The Eastern Bluebird is a species familiar to millions in eastern North America, though they are nowhere near as common as they used to be. While they are still around and are seen when people build nest boxes, scientists wonder why there aren’t more.
Males are easy to recognize, with a bright blue back, head, and wings, and a rust-colored throat and breast. Females are similar, but much duller in color. These birds are cavity-dwellers, so they nest in natural tree cavities, old woodpecker holes and bird boxes. Nests are built with grasses and weed stems.
Young bluebirds are grayish in color. They have speckled breasts and their wings have blue tips. As they become adults, the blue color becomes much more obvious, and their speckles disappear.

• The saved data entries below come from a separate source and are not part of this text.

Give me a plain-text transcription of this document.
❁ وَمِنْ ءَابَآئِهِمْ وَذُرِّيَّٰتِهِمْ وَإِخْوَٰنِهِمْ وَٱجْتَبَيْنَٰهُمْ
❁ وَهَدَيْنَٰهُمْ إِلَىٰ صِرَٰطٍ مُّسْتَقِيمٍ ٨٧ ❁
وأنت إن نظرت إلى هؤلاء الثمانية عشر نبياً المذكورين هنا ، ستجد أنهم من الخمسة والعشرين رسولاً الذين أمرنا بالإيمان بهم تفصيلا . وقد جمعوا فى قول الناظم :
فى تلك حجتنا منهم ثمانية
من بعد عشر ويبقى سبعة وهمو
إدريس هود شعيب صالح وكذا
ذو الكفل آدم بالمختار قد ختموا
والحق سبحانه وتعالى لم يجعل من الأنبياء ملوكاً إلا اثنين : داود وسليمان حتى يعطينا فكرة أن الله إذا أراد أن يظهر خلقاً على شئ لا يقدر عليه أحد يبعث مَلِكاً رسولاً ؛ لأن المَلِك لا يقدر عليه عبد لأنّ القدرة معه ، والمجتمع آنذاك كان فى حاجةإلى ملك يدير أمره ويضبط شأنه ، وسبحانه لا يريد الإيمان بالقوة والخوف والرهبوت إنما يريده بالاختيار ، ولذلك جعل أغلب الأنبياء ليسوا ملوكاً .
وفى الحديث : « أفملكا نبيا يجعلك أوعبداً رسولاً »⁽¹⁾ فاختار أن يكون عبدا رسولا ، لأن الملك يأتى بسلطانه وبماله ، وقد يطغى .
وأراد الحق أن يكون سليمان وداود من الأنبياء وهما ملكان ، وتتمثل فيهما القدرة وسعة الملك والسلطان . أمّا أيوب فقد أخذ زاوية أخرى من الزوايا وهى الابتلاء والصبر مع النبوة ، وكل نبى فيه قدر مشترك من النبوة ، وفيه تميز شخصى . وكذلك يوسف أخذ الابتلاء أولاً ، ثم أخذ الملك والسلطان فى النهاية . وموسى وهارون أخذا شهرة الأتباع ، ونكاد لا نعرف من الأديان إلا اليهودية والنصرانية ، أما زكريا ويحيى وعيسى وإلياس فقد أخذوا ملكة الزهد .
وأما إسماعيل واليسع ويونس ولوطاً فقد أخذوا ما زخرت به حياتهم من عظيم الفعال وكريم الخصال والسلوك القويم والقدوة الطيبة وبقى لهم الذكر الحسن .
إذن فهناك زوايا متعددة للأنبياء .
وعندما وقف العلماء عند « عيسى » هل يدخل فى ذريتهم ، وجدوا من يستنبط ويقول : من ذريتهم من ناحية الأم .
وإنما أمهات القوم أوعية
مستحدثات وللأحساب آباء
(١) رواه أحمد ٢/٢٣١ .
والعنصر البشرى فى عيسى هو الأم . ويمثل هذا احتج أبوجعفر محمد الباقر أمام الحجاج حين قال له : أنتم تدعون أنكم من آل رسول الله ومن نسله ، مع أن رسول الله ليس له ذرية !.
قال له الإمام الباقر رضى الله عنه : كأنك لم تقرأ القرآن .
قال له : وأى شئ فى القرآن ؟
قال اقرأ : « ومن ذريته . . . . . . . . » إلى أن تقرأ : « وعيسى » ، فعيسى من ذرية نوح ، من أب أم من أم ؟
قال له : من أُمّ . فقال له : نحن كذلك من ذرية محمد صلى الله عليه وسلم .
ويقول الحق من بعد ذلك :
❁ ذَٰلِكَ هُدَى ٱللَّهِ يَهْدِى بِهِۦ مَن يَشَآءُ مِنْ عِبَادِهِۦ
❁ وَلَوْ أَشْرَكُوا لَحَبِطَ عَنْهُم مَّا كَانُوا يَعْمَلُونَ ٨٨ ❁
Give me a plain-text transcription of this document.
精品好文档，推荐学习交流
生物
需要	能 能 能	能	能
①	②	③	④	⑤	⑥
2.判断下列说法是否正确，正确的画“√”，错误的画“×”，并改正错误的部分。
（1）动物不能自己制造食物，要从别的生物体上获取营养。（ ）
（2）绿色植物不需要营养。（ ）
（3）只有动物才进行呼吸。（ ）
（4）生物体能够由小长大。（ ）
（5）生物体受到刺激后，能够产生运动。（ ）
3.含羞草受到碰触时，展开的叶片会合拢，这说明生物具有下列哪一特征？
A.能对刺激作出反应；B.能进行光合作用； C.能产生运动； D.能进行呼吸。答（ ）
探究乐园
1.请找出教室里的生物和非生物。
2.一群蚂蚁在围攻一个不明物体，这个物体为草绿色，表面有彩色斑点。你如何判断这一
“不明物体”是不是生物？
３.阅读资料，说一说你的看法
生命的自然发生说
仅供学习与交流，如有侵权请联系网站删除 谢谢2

This beautiful bird is a favorite of many people and is eagerly awaited in the spring after a long winter. Though if the weather is mild, they may stick around all year. They are considered are “partially migratory;” they fly south when food becomes scarce or when temperatures and other environmental conditions become harsh.
Eastern bluebirds eat a variety of foods depending on the season. In summer months they consume mostly insects. During the fall and winter seasons, when insects are less common, they eat fruits and plants.
The future of Eastern Bluebirds has been of concern to conservation agencies. Populations have shrunk over the last few decades (in some places by as much as 90%).
Two reasons why bluebird populations have declined are habitat destruction and competition. Much of their habitat has been turned into farmland or commercial property. Eastern bluebirds also have to compete with the more aggressive, introduced species, like House Sparrows and European Starlings, for food and nesting sites.